Previous studies demonstrated that CypA is a negative regulator of the Itk in T cells and that CsA can augment the tyrosine phosphorylation of PLCγ1, the primary substrate of Itk [41]. In analogous to this system, we tested the effect of CsA on ZAP70-mediated phosphorylation of LAT, the immediate physiological substrate of ZAP70 in TCR-stimulated T cells [15]. Immunoprecipitation of LAT from OKT3-treated Jurkat T cells revealed its rapid phosphorylation at 60-sec post-TCR/CD3 stimulation. Pretreatment of the cells with CsA augmented the tyrosine phosphorylation of LAT (Fig. 5F). CsA had no effect on the phosphorylation level of LAT at a longer temporal post-TCR stimulation (10 min) when the amount of ZAP70-associated CypA was negligible. Higher tyrosine phosphorylation of LAT was also observed in TCR/CD3-stimulated CypA-deficient Jurkat T cells, relative to the phosphorylation level observed in wild-type cells (Fig. 5G). These results suggest that ZAP70-mediated phosphorylation of LAT in vivo, which occurs at an early time-point post TCR stimulation, is subjected to regulation by CypA.
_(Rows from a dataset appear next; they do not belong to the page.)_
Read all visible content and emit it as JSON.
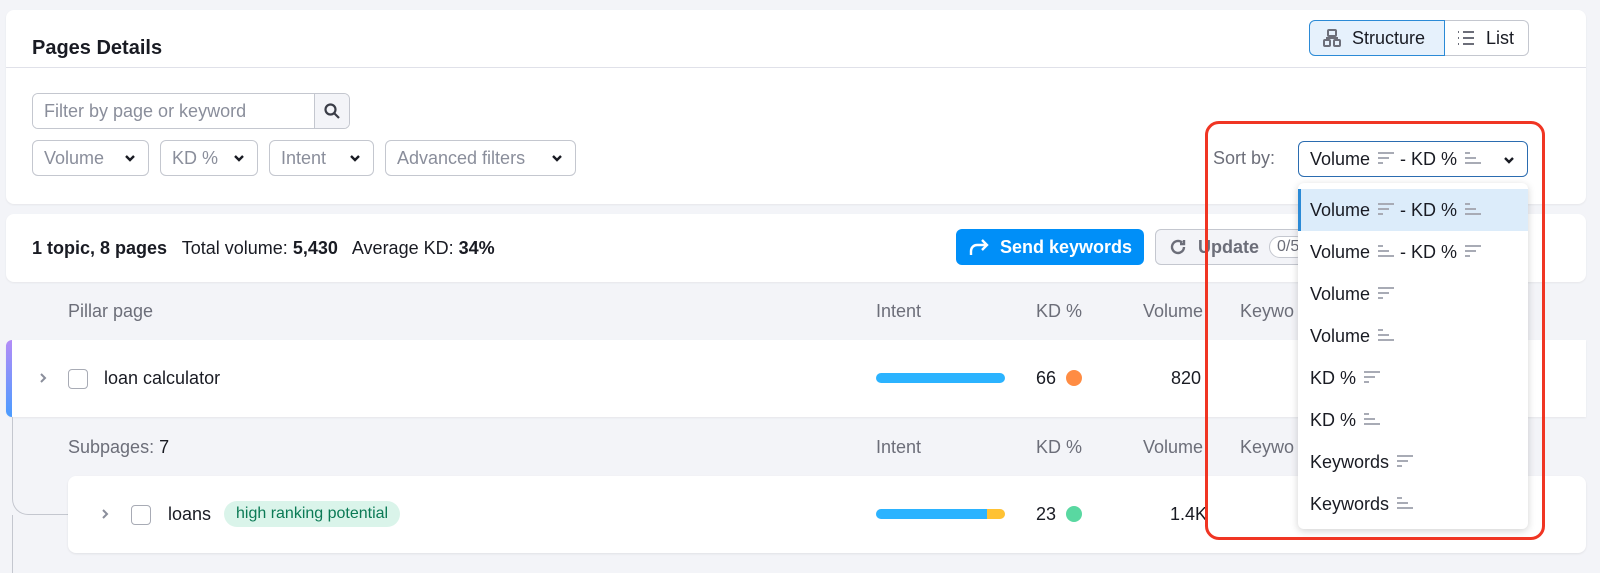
{
  "header": {
    "title": "Pages Details",
    "view_toggle": [
      {
        "label": "Structure",
        "icon": "structure-icon",
        "active": true
      },
      {
        "label": "List",
        "icon": "list-icon",
        "active": false
      }
    ]
  },
  "filters": {
    "search_placeholder": "Filter by page or keyword",
    "search_value": "",
    "buttons": [
      {
        "label": "Volume"
      },
      {
        "label": "KD %"
      },
      {
        "label": "Intent"
      },
      {
        "label": "Advanced filters"
      }
    ],
    "sort_label": "Sort by:",
    "sort_selected": {
      "part1": "Volume",
      "dir1": "desc",
      "sep": "- KD %",
      "dir2": "asc"
    }
  },
  "sort_options": [
    {
      "label": "Volume",
      "dir": "desc",
      "label2": "- KD %",
      "dir2": "asc",
      "selected": true
    },
    {
      "label": "Volume",
      "dir": "asc",
      "label2": "- KD %",
      "dir2": "desc",
      "selected": false
    },
    {
      "label": "Volume",
      "dir": "desc",
      "selected": false
    },
    {
      "label": "Volume",
      "dir": "asc",
      "selected": false
    },
    {
      "label": "KD %",
      "dir": "desc",
      "selected": false
    },
    {
      "label": "KD %",
      "dir": "asc",
      "selected": false
    },
    {
      "label": "Keywords",
      "dir": "desc",
      "selected": false
    },
    {
      "label": "Keywords",
      "dir": "asc",
      "selected": false
    }
  ],
  "summary": {
    "topics_pages": "1 topic, 8 pages",
    "total_volume_label": "Total volume:",
    "total_volume": "5,430",
    "avg_kd_label": "Average KD:",
    "avg_kd": "34%",
    "send_button": "Send keywords",
    "update_button": "Update",
    "update_count": "0/5"
  },
  "pillar": {
    "section_label": "Pillar page",
    "columns": {
      "intent": "Intent",
      "kd": "KD %",
      "volume": "Volume",
      "keywords": "Keywo"
    },
    "row": {
      "name": "loan calculator",
      "kd": "66",
      "kd_color": "#ff8c43",
      "volume": "820",
      "intent_segments": [
        {
          "fraction": 1.0,
          "color": "#2bb3ff"
        }
      ]
    }
  },
  "subpages": {
    "section_label": "Subpages:",
    "count": "7",
    "columns": {
      "intent": "Intent",
      "kd": "KD %",
      "volume": "Volume",
      "keywords": "Keywo"
    },
    "rows": [
      {
        "name": "loans",
        "badge": "high ranking potential",
        "kd": "23",
        "kd_color": "#59d8a1",
        "volume": "1.4K",
        "intent_segments": [
          {
            "fraction": 0.86,
            "color": "#2bb3ff"
          },
          {
            "fraction": 0.14,
            "color": "#ffc233"
          }
        ]
      }
    ]
  }
}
To substantiate the latter findings showing in vivo effects of CypA/CsA on ZAP70-mediated LAT phosphorylation, we transfected Jurkat T cells with the ROZA-XL plasmid which functions as a biosensor of ZAP70 activity (see Fig. S7). FACS analysis of ROZA-XL-expressing cells revealed that OKT3 stimulation led to a decrease in their FRET values which reflects increased ZAP70 activity (Fig. 5H). No change in FRET was observed in OKT3-stimulated cells that express the ROZA-XL-YF plasmid which encodes a ZAP70 activation-insensitive protein [48]. To ensure the accuracy of FRET readings, the transfection efficiency of ROZA-XL/YF was validated by FACS analysis, and equal numbers of ROZA-XL/YF positive cells were used in each experimental group. Interestingly, pretreatment of the ROZA-XL-expressing cells with CsA further reduced the OKT3 stimulation-induced FRET values, suggesting that inhibition of CypA at an early time-point post TCR stimulation increases the activity of ZAP70 (Fig. 5H). The results suggest the involvement of CypA in the regulation of an early T cell activation response which leads to downregulation of ZAP70 catalytic activity, an effect that can be abrogated by the CypA inhibitor, CsA.